# 1. Theoretical Framework - Composite Stock Investment Attractiveness Index (CSIAI)
> “A theoretical framework should be developed to provide the basis for the selection and combination of single indicators into a meaningful composite indicator under a fitness-for-purpose principle.”  
> — *OECD and European Commission (2008) Handbook on Constructing Composite Indicators: Methodology and User Guide.*

This notebook will be used to explain what I want to measure, why it matters and how I plan  to build the CSIAI.  I will try to have here all the decisions that I plan to take all through.

## 1.1. Purpose and Fitness for Purpose  
I will be making the CSIAI to answer one practical question:

> **How attractive is an individual U.S.‐listed company to an equity investor *today*?**

* *Investor perspective:* retail or institutional investors screening for ideas.  
* *Time horizon:* daily refresh beginning **2025-01-01**.  
* *Scope:* Filtered Russell 3000 universe.
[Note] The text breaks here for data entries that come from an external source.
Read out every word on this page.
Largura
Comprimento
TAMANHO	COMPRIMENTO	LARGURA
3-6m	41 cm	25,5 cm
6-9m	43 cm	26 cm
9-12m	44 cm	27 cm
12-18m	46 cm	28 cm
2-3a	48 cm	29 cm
## 1.2. What the Index Measures

After reading the OECD Handbook and the Technical Analysis of The Financial Markets by *John Murphy*, I have decided to have 5 dimensions to measure the attractiveness of a stock.  I will be using the following definition of attractiveness:

| Dimension | Core question it answers |
|-----------|--------------------------|
| Financial Strength | Can the company fund itself and pay its bills? |
| Growth Potential | Is the business expanding in a healthy way? |
| Market Performance | How is the market valuing profits and cash returns? |
| Risk & Volatility | How much does the share price swing? |
| Liquidity & Trading | How easy is it to buy or sell the shares? |

These five dimensions cover the most common factors investors check before buying a stock.

## 1.3. Hierarchical Structure

* **Level 1** – CSIAI, a single score.  
* **Level 2** – The five dimensions listed above.  
* **Level 3** – Three to five or more raw indicators inside each dimension

Note that I am writing this based off my initial understanding from reading the OECD Handbook and *John Murphy's* book.  I will be iterating on this as I learn more about the data and the indicators.
Every Indicator is first scaled from its original range to 0-100. Then the average of the indicators will be used to form each dimension score. The average of the five dimensions will form the final CSIAI score.  This is a simple and transparent structure that is easy to understand and explain. I might use different weights for the indicators and dimensions later, but I will start with equal weights to keep it simple.  I will also test different weighting schemes in later notebooks to see how sensitive the CSIAI is to those changes.

## 1.4. Rules for Choosing Indicators
I will be selecting the indicators in **02_data_selection.ipynb**. I will be using the following rules to select the indicators:

* **Concept link** – The indicator must fit only one dimension.
* **Data quality** – Meets Eurostat and OECD standards for relevance, accuracy, timeliness, accessibility, interpretability, comparability, and coherence.
* **Coverage** – Available for at least 90 percent of the filtered universe on the given day.
* **Statistical usefulness** – Shows real variation across companies and low overlap with other indicators (multicollinearity will be checked).
* **Update frequency** – Right now I will be using daily data but note that Stock Market data is not available for all companies every day.  I will be using the last available data point for each company.
* **Documentation** – Definition, unit, source URL, and refresh schedule will be put in the metadata dictionary and API.

## 1.5. Learning Path and Stakeholder Input

I actually had huge interests of applying data science to the finance market and I decided to use this project to learn more about it. I started with limited finance knowledge.  To prepare I studied:

* Murphy, J. *Technical Analysis of the Financial Markets*.  
* Hilpisch, Y. *Python for Algorithmic Trading*.  
* OECD Handbook on Composite Indicators (2008).

## 1.6. Transparency and Replicability

* All raw data comes from Yahoo Finance through the open-source `yfinance` library.  
* Processing scripts, normalisation parameters, and weighting choices will be in this repository and I will try to keep this updated.
* I will set try to set up a dictionary for each of the indicator in the `docs/metadata` folder.

## 1.7. Expected Limitations

* **Short history** – At the moment I have decided to use data starting 2025-01-01 means some risk metrics will be noisy in the first months.  
* **Missing fundamentals** – Smaller companies may lack certain accounting ratios. I might decide to use Sector medians or listwise deletion depending on the missing rate.  
* **Equal weighting** – Simple to explain but may not match real market influence. i will apply Sensitivity analysis to test other weight sets.


## 1.8. Reference List

* Organisation for Economic Co-operation and Development: *Handbook on Constructing Composite Indicators: Methodology and User Guide*, 2008.  
* Murphy, John J. *Technical Analysis of the Financial Markets*, 1999.  
* Hilpisch, Yves. *Python for Algorithmic Trading*. Sebastopol, 2020.